Kata konservasi memang mengandung banyak
janji. Janji untuk melindungi, janji untuk terus mengembangkan, bahkan janji
untuk menjaga dari erosi genetik akibat praktik pertanian modern. Janji kita
terhadap anak cucu harus benar-benar dilaksanakan agar kita tidak serakah akan
sumberdaya alam yang melimpah. Benih konflik perpecahan ataukah benih lokal
yang menjadi sumber pangan menyehatkan?
• Pangan
• Pangan
Pangan
yang sehat dan beragam merupakan dambaan bagi semua manusia. Pangan yang sehat
dapat dihasilkan dari tanah dan lingkungan yang sehat tanpa tersentuh oleh
bahan kimia yang merusak, sedangkan pangan yang beragam berfungsi sebagai
diversifikasi pangan yang menunjang kedaulatan pangan.
Kedaulatan
pangan seharusnya menjadi harga mati bagi negara yang memiliki julukan negeri
agraris dimana batang tanaman ditancapkan menjadi sumber makanan. Tanah yang
subur dan keadaan topografi yang beragam menjadikan pendukung pangan yang
beragam, namun sebaliknya yang harus kita rasakan. Sejak zaman belanda,
masyarakat dipaksa untuk menanam padi sebagai pemasok kebutuhan tentara
kolonial Belanda. Kemudian sistem tanam paksa. Cukuplah masa lalu sebagai kisah
silam pahitnya derita petani yang menjadi pahlawan penyangga pangan negeri ini.
Kembali
ke diversifikasi pangan. Sejak benih diseragamkan dan efek berasisasi muncul
pada saat orde baru. Masyarakat mulai berganti gaya konsumsi pangan yang semula
tidak bergantung akan padi, menjadi bergantung pada padi. Parahnya lagi padi
pun hanya padi putih, padi hitam dan merah banyak yang ikut hilang akibat
peralihan tersebut. Efek yang timbul saat itu adalah hilangnya kebiasaan orang
indonesia makan umbi-umbian yang kaya akan karbohidrat, makan sorgum yang
beraneka warna yang memiliki kandungan protein tinggi.
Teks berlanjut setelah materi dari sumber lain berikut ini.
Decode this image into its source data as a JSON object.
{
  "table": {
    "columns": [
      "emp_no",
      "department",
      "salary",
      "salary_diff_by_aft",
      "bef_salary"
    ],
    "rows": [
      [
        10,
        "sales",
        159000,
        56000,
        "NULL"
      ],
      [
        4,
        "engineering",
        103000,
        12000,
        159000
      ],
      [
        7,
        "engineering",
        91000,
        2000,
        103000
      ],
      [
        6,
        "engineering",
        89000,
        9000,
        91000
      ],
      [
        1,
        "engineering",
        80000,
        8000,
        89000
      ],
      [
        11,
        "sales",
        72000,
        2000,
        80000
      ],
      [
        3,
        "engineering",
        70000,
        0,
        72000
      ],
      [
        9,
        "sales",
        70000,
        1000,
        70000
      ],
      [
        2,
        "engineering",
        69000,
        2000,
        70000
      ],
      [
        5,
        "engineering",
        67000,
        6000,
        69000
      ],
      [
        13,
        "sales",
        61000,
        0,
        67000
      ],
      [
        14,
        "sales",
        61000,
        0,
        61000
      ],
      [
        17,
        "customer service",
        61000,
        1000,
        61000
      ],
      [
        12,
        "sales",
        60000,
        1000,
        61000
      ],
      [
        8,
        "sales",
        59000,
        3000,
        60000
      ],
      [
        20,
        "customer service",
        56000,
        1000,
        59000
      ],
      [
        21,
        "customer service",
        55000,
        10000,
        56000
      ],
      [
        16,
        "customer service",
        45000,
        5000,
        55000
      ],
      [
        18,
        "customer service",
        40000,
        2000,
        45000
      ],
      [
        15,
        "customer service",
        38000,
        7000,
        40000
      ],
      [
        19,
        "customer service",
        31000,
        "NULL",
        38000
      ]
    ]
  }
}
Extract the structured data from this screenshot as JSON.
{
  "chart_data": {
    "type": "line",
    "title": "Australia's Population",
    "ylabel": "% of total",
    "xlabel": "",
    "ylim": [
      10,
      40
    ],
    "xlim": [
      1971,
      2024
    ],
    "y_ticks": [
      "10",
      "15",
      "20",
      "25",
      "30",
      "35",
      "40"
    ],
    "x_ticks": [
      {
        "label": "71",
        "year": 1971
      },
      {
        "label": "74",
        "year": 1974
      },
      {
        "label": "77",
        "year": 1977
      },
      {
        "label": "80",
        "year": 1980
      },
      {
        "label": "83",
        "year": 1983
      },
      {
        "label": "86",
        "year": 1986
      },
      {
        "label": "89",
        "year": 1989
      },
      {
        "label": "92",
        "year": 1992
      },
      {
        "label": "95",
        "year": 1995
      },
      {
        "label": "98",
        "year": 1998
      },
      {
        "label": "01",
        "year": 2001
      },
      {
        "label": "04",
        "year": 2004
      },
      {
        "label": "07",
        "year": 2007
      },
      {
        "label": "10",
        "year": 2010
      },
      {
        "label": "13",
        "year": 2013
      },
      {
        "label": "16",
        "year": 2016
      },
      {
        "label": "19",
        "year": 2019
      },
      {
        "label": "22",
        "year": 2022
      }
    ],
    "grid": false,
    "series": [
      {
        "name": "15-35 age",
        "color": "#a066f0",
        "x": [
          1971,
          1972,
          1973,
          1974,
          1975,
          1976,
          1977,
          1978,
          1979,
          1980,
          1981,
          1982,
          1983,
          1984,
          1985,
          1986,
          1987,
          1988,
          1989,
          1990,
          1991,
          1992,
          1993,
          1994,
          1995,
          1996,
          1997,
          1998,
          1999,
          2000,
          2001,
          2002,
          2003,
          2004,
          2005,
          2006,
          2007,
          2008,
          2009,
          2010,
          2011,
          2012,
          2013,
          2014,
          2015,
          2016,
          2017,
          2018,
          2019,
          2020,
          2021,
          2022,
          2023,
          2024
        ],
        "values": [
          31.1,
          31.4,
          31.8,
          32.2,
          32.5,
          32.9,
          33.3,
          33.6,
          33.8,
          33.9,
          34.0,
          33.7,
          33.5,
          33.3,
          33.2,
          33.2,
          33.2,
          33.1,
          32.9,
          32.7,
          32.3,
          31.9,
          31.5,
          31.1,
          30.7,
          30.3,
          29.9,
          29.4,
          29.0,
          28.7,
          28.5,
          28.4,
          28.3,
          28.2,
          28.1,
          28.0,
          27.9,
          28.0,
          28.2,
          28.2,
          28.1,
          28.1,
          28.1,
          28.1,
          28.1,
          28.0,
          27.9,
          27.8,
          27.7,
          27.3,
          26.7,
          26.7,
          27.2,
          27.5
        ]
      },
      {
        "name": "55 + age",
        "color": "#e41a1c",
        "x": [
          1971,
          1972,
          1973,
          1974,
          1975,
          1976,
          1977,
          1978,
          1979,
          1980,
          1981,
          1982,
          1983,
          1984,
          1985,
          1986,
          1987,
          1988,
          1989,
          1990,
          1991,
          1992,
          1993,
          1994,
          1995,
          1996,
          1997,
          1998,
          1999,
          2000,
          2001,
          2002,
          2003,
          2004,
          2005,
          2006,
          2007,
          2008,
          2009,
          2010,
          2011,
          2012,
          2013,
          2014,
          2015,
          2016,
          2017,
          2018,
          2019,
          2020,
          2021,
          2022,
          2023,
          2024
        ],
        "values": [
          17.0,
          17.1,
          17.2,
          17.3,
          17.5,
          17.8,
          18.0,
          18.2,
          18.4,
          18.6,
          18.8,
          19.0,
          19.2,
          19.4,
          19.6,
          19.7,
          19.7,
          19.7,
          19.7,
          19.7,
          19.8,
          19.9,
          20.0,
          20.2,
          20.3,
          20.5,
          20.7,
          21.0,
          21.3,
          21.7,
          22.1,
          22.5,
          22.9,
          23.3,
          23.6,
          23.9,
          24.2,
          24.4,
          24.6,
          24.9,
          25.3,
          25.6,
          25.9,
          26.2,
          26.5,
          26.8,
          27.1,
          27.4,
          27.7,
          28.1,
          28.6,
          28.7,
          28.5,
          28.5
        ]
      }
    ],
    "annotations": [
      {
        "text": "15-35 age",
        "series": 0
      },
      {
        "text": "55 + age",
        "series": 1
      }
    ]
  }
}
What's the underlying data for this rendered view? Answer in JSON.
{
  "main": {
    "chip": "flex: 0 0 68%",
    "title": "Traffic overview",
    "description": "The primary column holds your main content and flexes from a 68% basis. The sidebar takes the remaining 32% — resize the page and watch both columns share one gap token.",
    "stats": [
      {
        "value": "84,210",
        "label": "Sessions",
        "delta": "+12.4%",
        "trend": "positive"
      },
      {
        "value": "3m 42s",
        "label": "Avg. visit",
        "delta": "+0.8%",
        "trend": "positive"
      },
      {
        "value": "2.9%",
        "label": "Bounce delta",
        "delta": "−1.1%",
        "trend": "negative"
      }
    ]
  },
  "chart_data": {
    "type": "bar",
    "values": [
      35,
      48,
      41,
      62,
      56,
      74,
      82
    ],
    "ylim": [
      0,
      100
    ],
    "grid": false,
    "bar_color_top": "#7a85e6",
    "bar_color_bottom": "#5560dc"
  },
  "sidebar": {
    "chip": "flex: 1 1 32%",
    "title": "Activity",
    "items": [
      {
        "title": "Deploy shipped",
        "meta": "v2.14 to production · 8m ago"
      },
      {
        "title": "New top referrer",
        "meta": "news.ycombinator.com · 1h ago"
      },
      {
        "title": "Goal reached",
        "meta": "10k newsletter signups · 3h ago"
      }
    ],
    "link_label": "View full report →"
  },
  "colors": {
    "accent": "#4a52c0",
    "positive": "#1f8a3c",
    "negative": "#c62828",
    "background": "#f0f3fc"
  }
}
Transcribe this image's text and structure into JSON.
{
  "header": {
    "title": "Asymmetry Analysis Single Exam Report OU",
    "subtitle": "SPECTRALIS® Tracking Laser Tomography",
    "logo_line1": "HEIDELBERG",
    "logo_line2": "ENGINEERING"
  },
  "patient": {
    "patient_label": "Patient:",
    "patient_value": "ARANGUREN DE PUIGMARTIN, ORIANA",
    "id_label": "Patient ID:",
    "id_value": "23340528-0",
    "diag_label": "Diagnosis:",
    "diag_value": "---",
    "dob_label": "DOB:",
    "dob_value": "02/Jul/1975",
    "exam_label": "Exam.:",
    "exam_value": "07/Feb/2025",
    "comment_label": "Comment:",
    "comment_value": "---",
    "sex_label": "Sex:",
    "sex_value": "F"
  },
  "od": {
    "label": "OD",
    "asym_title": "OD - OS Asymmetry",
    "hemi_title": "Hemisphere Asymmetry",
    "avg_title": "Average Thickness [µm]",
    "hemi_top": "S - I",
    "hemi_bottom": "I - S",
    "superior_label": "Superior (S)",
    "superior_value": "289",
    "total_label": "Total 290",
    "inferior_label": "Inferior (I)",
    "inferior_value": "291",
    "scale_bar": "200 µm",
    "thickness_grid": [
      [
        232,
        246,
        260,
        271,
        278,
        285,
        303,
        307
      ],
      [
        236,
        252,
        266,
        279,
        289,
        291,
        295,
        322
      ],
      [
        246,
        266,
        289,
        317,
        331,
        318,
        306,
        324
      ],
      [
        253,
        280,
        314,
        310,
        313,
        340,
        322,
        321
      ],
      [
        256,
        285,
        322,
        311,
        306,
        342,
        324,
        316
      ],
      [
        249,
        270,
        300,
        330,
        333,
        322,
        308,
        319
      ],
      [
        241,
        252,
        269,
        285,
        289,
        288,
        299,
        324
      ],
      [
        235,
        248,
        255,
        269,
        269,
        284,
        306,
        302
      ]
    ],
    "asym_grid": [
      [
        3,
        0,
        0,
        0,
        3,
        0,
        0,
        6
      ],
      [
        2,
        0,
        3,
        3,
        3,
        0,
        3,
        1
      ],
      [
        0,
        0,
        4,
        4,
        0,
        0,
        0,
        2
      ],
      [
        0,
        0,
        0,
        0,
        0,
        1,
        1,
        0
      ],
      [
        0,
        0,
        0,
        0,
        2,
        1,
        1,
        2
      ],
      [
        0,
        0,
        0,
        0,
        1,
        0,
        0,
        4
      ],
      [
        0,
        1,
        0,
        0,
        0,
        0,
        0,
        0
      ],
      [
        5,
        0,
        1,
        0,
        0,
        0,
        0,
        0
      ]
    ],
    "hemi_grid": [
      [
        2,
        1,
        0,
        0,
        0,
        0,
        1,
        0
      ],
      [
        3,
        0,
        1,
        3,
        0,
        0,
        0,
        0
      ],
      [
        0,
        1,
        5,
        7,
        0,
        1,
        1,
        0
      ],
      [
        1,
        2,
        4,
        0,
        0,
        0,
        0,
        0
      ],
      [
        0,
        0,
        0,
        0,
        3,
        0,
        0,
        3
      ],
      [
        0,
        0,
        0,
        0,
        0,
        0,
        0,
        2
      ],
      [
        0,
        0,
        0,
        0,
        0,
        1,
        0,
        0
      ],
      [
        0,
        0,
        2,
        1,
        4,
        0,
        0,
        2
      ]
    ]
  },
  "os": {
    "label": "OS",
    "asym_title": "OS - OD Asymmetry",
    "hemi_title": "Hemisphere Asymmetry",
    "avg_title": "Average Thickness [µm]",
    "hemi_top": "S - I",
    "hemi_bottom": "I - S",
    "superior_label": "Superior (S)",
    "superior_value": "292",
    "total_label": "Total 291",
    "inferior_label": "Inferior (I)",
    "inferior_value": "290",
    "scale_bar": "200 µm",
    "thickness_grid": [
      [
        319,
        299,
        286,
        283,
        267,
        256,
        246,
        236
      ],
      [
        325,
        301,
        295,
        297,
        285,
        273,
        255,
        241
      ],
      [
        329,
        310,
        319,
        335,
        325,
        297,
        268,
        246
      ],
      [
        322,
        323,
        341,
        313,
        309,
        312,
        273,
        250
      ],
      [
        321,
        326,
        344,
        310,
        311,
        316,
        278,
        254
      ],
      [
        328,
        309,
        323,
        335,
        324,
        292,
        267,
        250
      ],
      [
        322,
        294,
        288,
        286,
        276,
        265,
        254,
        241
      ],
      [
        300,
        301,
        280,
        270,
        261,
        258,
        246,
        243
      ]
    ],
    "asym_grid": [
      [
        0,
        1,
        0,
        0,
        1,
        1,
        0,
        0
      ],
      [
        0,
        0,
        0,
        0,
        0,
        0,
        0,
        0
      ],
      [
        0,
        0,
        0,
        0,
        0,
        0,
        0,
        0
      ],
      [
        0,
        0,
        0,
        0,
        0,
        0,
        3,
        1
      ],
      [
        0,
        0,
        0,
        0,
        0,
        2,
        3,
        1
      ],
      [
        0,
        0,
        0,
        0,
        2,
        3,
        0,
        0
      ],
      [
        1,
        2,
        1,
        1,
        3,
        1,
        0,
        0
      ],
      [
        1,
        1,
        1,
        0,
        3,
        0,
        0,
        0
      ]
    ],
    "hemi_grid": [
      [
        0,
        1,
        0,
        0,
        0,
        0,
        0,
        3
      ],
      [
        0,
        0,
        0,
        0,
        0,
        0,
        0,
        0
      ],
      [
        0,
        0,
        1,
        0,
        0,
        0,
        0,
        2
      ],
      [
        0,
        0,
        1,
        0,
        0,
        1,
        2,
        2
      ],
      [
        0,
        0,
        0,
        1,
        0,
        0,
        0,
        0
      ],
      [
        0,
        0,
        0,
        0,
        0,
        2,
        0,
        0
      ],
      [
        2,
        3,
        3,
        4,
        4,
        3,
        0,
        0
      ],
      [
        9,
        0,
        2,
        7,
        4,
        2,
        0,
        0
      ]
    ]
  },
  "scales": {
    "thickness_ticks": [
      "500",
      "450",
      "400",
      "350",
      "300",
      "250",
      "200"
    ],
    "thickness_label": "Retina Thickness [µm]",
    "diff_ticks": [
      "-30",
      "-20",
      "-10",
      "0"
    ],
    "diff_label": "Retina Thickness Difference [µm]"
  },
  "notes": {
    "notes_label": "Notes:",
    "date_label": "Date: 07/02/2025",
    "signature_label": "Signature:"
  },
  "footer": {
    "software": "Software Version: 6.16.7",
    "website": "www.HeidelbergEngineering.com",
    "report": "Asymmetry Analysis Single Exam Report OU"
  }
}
Umbi-umbian menjadi harta karun tersembunyi
dalam tanah. Sorgum menjadi makanan yang mengenyangkan dan tidak membutuhkan
lahan yang berair. Alih fungsi sorgum
dari tanaman pangan menjadi makanan burung merupakan fenomena yang banyak
dijumpai. Masyarakat era milenial banyak yang belum pernah merasakan sorgum.
Apalagi mau makan umbu-umbian yang sangat beragam.
Komoditas
pangan lokal jangan menjadi cerita semata. Rakyat papua bangga akan sagu dan
umbi “papua salosa”. Rakyat Flores bangga akan sorgum putih mereka. Masyarakat
jawa bangga akan padi yang beraneka ragam. Diversifikasi pangan menjadi sangat
nyata jika setiap daerah memelihara benih lokal sehingga janji kepada anak cucu
kita tersampaikan dan pangan tetap beranekaragam tanpa adanya pengurangan.